1.
Today’s story of the unfitness and emptiness of Donald Trump in the White House is his ignorance and lack of human empathy in receiving Nadia Murad, “an Iraqi who was awarded the Nobel Peace Prize in 2018 for speaking out about her agonizing torture and rape in Islamic State captivity.”
Murad, who lives in Germany, told Trump that she never wanted to be a refugee but that ISIS murdered her mother and six brothers.
“Where are they now?” Trump asked.
“They killed them,” she repeated. “They are in the mass grave in Sinjar, and I’m still fighting just to live in safety.”
“I know the area very well that you’re talking about,” Trump responded.
Now we, who are reading this, know very well that Trump has no idea of the area where Nadia Murad lived. He had no idea why she won the Nobel Peace Prize. He almost certainly does not know who she is.
So why isn’t his utter emptiness a bigger deal?
2.
Today is July 20, 2019. It is the 75th anniversary of the 20 July Plot of 1945. This was an unsuccessful attempt to assassinate Adolph Hitler. As Boris Ruge, Germany’s Deputy Ambassador to the US, says
On this day, 75 years ago, #Stauffenberg and others risked all to decapitate the Nazi regime and end the war. Those involved were soldiers and civilians. They came from the left and the right of the political spectrum. We will remember them.
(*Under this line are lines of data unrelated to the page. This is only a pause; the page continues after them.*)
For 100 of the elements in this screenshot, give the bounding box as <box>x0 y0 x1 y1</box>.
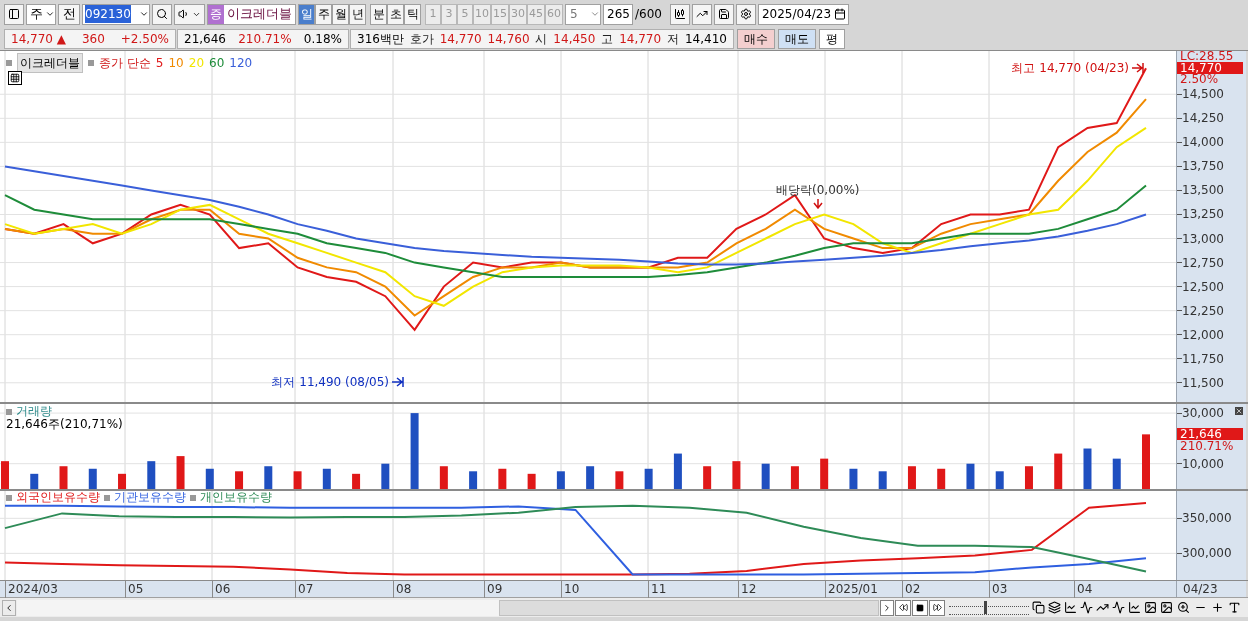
count-total: /600 <box>635 6 662 23</box>
stop-button[interactable] <box>912 599 928 616</box>
period-tab[interactable]: 주 <box>315 3 332 25</box>
stock-name: 이크레더블 <box>226 5 293 24</box>
rewind-icon <box>898 603 908 612</box>
trend-line-icon <box>695 8 708 20</box>
pulse-line-icon[interactable] <box>1080 601 1093 614</box>
scroll-left-button[interactable] <box>2 599 16 616</box>
quote-value: 210.71% <box>238 31 292 48</box>
rewind-button[interactable] <box>895 599 911 616</box>
quote-value: 21,646 <box>184 31 226 48</box>
legend-label: 외국인보유수량 <box>16 491 100 504</box>
panel-icon <box>8 8 20 20</box>
quote-value: +2.50% <box>120 31 169 48</box>
line-chart-icon[interactable] <box>1064 601 1077 614</box>
zoom-icon[interactable] <box>1177 601 1190 614</box>
settings-icon <box>739 8 752 20</box>
market-badge: 증 <box>208 4 224 24</box>
prev-button[interactable]: 전 <box>58 3 80 25</box>
line-chart-icon[interactable] <box>1128 601 1141 614</box>
period-tab[interactable]: 초 <box>387 3 404 25</box>
quote-value: 14,770 <box>619 31 662 48</box>
axis-tick-label: 12,750 <box>1182 255 1224 270</box>
stock-name-label: 이크레더블 <box>17 53 83 73</box>
axis-tick-label: 12,500 <box>1182 279 1224 294</box>
search-button[interactable] <box>152 3 172 25</box>
axis-tick-label: 13,500 <box>1182 183 1224 198</box>
period-tab[interactable]: 월 <box>332 3 349 25</box>
save-icon <box>717 8 730 20</box>
candle-add-button[interactable] <box>669 3 690 25</box>
lc-label: LC:28.55 <box>1179 51 1235 62</box>
zoom-slider-thumb[interactable] <box>984 600 987 614</box>
volume-summary: 21,646주(210,71%) <box>6 418 123 431</box>
legend-marker-icon <box>104 494 110 501</box>
order-button[interactable]: 평 <box>819 29 845 49</box>
layout-button[interactable] <box>4 3 24 25</box>
legend-marker-icon <box>88 60 94 66</box>
save-button[interactable] <box>713 3 734 25</box>
count-field[interactable]: 265 <box>603 3 633 25</box>
axis-tick-label: 13,250 <box>1182 207 1224 222</box>
change-tag: 2.50% <box>1177 74 1243 85</box>
legend-marker-icon <box>6 60 12 66</box>
copy-icon[interactable] <box>1032 601 1045 614</box>
period-tab[interactable]: 일 <box>298 3 315 25</box>
search-icon <box>156 8 168 20</box>
trend-line-icon[interactable] <box>1096 601 1109 614</box>
forward-button[interactable] <box>929 599 945 616</box>
arrow-icon <box>1132 63 1144 74</box>
quote-label: 호가 <box>409 31 434 48</box>
legend-marker-icon <box>6 408 12 415</box>
close-button[interactable] <box>1235 407 1243 415</box>
legend-marker-icon <box>6 494 12 501</box>
market-select[interactable]: 주 <box>26 3 56 25</box>
quote-value: 14,760 <box>487 31 530 48</box>
axis-tick-label: 14,250 <box>1182 111 1224 126</box>
line-add-button[interactable] <box>691 3 712 25</box>
image-icon[interactable] <box>1160 601 1173 614</box>
axis-tick-label: 13,000 <box>1182 231 1224 246</box>
period-tab[interactable]: 년 <box>349 3 366 25</box>
order-button[interactable]: 매수 <box>737 29 775 49</box>
legend-label: 5 <box>155 55 164 72</box>
quote-value: 360 <box>81 31 105 48</box>
axis-tick-label: 13,750 <box>1182 159 1224 174</box>
pulse-line-icon[interactable] <box>1112 601 1125 614</box>
legend-label: 60 <box>209 55 225 72</box>
grid-button[interactable] <box>8 71 22 85</box>
code-field[interactable]: 092130 <box>82 3 150 25</box>
axis-tick-label: 30,000 <box>1182 406 1224 421</box>
period-tab[interactable]: 틱 <box>404 3 421 25</box>
interval-select[interactable]: 5 <box>565 3 601 25</box>
date-field[interactable]: 2025/04/23 <box>757 3 850 25</box>
grid-icon <box>10 73 20 83</box>
quote-value: 0.18% <box>303 31 342 48</box>
end-date-label: 04/23 <box>1183 581 1218 598</box>
legend-title: 종가 단순 <box>99 55 151 72</box>
quote-value: 14,770 <box>439 31 482 48</box>
sound-button[interactable] <box>174 3 205 25</box>
axis-tick-label: 12,250 <box>1182 303 1224 318</box>
legend-label: 10 <box>168 55 184 72</box>
axis-tick-label: 11,750 <box>1182 351 1224 366</box>
scroll-right-button[interactable] <box>880 599 894 616</box>
legend-label: 120 <box>229 55 253 72</box>
plus-icon[interactable] <box>1211 601 1224 614</box>
axis-tick-label: 300,000 <box>1182 546 1232 561</box>
zoom-slider[interactable] <box>949 600 1029 615</box>
forward-icon <box>932 603 942 612</box>
scrollbar-thumb[interactable] <box>499 599 879 616</box>
candlestick-icon <box>673 8 686 20</box>
period-tab[interactable]: 분 <box>370 3 387 25</box>
quote-label: 고 <box>601 31 614 48</box>
font-icon[interactable] <box>1228 601 1241 614</box>
quote-value: 14,770 ▲ <box>11 31 67 48</box>
order-button[interactable]: 매도 <box>778 29 816 49</box>
quote-value: 316백만 <box>357 31 404 48</box>
volume-tag: 21,646 <box>1177 428 1243 441</box>
quote-label: 시 <box>535 31 548 48</box>
layers-icon[interactable] <box>1048 601 1061 614</box>
image-icon[interactable] <box>1144 601 1157 614</box>
legend-marker-icon <box>190 494 196 501</box>
settings-button[interactable] <box>735 3 756 25</box>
7,000 people were arrested; nearly 5,000 executed. One of those executed for being part of the conspiracy was the Pastor and Theologian Dietrich Bonhoeffer, who was already in prison for being part of another conspiracy. His “letters and papers from prison” indicate his anticipation of 20 July and his disappointment at its failure.
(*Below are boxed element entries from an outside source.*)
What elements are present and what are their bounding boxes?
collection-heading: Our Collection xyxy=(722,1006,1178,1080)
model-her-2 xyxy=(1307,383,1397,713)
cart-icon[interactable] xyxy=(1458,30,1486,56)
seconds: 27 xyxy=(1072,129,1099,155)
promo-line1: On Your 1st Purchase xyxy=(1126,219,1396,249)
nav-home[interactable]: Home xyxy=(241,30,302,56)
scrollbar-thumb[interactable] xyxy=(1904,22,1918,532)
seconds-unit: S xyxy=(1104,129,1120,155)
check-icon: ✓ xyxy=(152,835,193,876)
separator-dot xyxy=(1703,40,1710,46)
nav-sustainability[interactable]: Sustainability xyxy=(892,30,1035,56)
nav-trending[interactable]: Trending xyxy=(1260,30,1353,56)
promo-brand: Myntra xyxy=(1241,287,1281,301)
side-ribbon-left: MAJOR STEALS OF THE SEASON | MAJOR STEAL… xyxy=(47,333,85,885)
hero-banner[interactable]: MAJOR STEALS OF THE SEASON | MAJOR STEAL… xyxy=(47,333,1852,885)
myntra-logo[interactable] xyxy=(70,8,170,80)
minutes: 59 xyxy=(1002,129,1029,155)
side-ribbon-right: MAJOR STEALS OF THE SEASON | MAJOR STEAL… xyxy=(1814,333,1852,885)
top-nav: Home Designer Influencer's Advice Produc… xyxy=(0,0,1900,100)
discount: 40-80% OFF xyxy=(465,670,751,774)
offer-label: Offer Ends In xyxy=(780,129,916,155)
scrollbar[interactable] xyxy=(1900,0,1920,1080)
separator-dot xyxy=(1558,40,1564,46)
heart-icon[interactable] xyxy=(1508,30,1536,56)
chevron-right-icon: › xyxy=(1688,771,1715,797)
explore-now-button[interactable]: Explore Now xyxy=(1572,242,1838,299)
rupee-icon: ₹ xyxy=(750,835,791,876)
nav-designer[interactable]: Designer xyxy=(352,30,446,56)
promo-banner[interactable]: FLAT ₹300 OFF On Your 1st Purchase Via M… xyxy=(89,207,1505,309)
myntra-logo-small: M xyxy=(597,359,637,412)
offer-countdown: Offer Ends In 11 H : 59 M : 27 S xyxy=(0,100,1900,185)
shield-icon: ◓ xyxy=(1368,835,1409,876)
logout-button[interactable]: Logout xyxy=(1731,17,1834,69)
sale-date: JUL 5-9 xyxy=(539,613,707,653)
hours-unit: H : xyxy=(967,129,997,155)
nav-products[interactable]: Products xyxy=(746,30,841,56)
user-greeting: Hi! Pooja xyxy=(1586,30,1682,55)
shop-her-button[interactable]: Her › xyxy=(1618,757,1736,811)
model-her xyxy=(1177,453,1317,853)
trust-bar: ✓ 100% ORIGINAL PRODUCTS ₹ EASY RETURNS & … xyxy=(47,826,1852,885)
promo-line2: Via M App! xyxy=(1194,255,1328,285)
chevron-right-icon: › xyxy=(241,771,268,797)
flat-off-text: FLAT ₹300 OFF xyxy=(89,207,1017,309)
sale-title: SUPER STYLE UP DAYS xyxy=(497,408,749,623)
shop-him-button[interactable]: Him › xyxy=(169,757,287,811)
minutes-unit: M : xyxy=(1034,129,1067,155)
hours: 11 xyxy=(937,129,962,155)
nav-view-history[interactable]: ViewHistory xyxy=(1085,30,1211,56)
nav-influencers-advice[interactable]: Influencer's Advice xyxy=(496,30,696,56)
I have been reading Bonhoeffer’s writings from 1932-1933, the time that Hitler took over. He says:
“Speak out for those who cannot speak” — who in the church today remembers that this is the very least the Bible asks us in such times as these?
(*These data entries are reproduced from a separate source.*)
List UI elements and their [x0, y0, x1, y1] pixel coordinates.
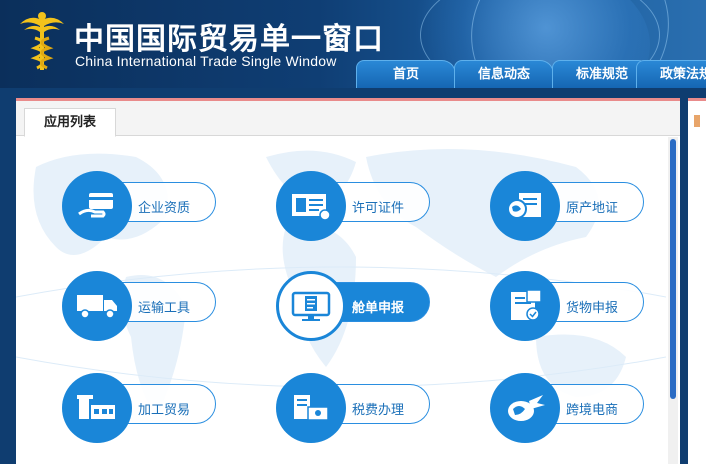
app-tile-manifest[interactable]: 舱单申报 — [276, 271, 436, 341]
app-tile-license[interactable]: 许可证件 — [276, 171, 436, 241]
license-document-icon — [276, 171, 346, 241]
manifest-monitor-icon — [276, 271, 346, 341]
app-label: 税费办理 — [352, 403, 405, 418]
site-header: 中国国际贸易单一窗口 China International Trade Sin… — [0, 0, 706, 88]
company-card-icon — [62, 171, 132, 241]
app-tile-certificate-of-origin[interactable]: 原产地证 — [490, 171, 650, 241]
app-tile-processing-trade[interactable]: 加工贸易 — [62, 373, 222, 443]
vertical-scrollbar[interactable] — [668, 137, 678, 464]
app-tile-tax-payment[interactable]: 税费办理 — [276, 373, 436, 443]
origin-certificate-icon — [490, 171, 560, 241]
factory-icon — [62, 373, 132, 443]
tax-payment-icon — [276, 373, 346, 443]
app-label: 加工贸易 — [138, 403, 191, 418]
app-tile-cargo-declaration[interactable]: 货物申报 — [490, 271, 650, 341]
app-label: 货物申报 — [566, 301, 619, 316]
scrollbar-thumb[interactable] — [670, 139, 676, 399]
app-list-panel: 应用列表 企业资质 许可证件 原产地证 运输工具 舱单申报 货物申报 加工贸易 … — [16, 98, 680, 464]
panel-tabbar: 应用列表 — [16, 101, 680, 137]
site-subtitle: China International Trade Single Window — [75, 53, 337, 69]
ecommerce-globe-icon — [490, 373, 560, 443]
app-label: 运输工具 — [138, 301, 191, 316]
nav-tab-home[interactable]: 首页 — [356, 60, 456, 88]
app-label: 企业资质 — [138, 201, 191, 216]
nav-tab-news[interactable]: 信息动态 — [454, 60, 554, 88]
side-panel-marker — [694, 115, 700, 127]
app-tile-enterprise-qualification[interactable]: 企业资质 — [62, 171, 222, 241]
app-label: 许可证件 — [352, 201, 405, 216]
customs-emblem-logo — [20, 12, 64, 70]
tab-app-list[interactable]: 应用列表 — [24, 108, 116, 137]
nav-tab-policies[interactable]: 政策法规 — [636, 60, 706, 88]
cargo-declaration-icon — [490, 271, 560, 341]
app-tile-transport[interactable]: 运输工具 — [62, 271, 222, 341]
app-label: 原产地证 — [566, 201, 619, 216]
site-title: 中国国际贸易单一窗口 — [74, 22, 384, 57]
side-panel — [688, 98, 706, 464]
app-tile-cross-border-ecommerce[interactable]: 跨境电商 — [490, 373, 650, 443]
truck-icon — [62, 271, 132, 341]
app-label: 跨境电商 — [566, 403, 619, 418]
app-label: 舱单申报 — [352, 301, 405, 316]
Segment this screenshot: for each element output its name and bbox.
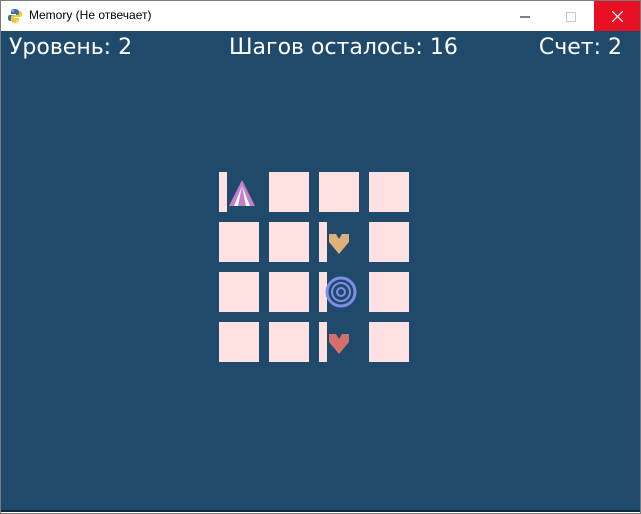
memory-card-hidden[interactable] <box>369 322 409 362</box>
memory-card-revealed[interactable] <box>219 172 259 212</box>
minimize-icon <box>520 7 530 26</box>
memory-card-revealed[interactable] <box>319 222 359 262</box>
maximize-icon <box>566 7 576 26</box>
title-bar[interactable]: Memory (Не отвечает) <box>1 1 640 31</box>
score-label: Счет: 2 <box>538 35 622 60</box>
close-button[interactable] <box>594 1 640 31</box>
memory-card-hidden[interactable] <box>369 222 409 262</box>
maximize-button[interactable] <box>548 1 594 31</box>
app-window: Memory (Не отвечает) Уровень: 2 Шагов ос… <box>0 0 641 514</box>
memory-card-hidden[interactable] <box>269 222 309 262</box>
window-bottom-edge <box>1 510 640 512</box>
memory-card-revealed[interactable] <box>319 272 359 312</box>
memory-card-hidden[interactable] <box>319 172 359 212</box>
memory-card-hidden[interactable] <box>269 272 309 312</box>
memory-card-hidden[interactable] <box>369 172 409 212</box>
memory-card-hidden[interactable] <box>219 322 259 362</box>
steps-remaining-label: Шагов осталось: 16 <box>229 35 458 60</box>
memory-board <box>219 172 409 362</box>
memory-card-hidden[interactable] <box>269 322 309 362</box>
level-label: Уровень: 2 <box>9 35 133 60</box>
memory-card-hidden[interactable] <box>369 272 409 312</box>
close-icon <box>611 7 623 26</box>
python-icon <box>7 8 23 24</box>
memory-card-hidden[interactable] <box>269 172 309 212</box>
minimize-button[interactable] <box>502 1 548 31</box>
memory-card-revealed[interactable] <box>319 322 359 362</box>
memory-card-hidden[interactable] <box>219 272 259 312</box>
game-canvas[interactable]: Уровень: 2 Шагов осталось: 16 Счет: 2 <box>1 31 640 512</box>
window-title: Memory (Не отвечает) <box>29 8 152 22</box>
memory-card-hidden[interactable] <box>219 222 259 262</box>
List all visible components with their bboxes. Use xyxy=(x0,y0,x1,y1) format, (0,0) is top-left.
But in the middle of his letters, there is this paragraph:
I recently came across the fairy tale of “The Emperor’s New Clothes,” which really is relevant for our times. All we are lacking is the child who speaks up at the end.
This sent me to Hans Christian Andersen.
And, in my mind, I had the question “It’s not only that we need somebody to speak up. What if someone speaks up, but nobody listens?”
3.
Hans Christian Andersen wrote “The Emperor’s New Clothes” in 1837. It’s worth reading again — especially if you haven’t looked at it since you were a child.
I won’t tell the story again. I do think it’s relevant to our times.
But sadly . . .
"But he hasn't got anything on," a little child said.
"Did you ever hear such innocent prattle?" said its father. And one person whispered to another what the child had said, "He hasn't anything on. A child says he hasn't anything on."
"But he hasn't got anything on!" the whole town cried out at last.
The Emperor shivered, for he suspected they were right. But he thought, "This procession has got to go on." So he walked more proudly than ever, as his noblemen held high the train that wasn't there at all.
. . . when the child speaks up, nothing changes.
Perhaps in a democracy things will work out differently than in an Empire, or a Reich.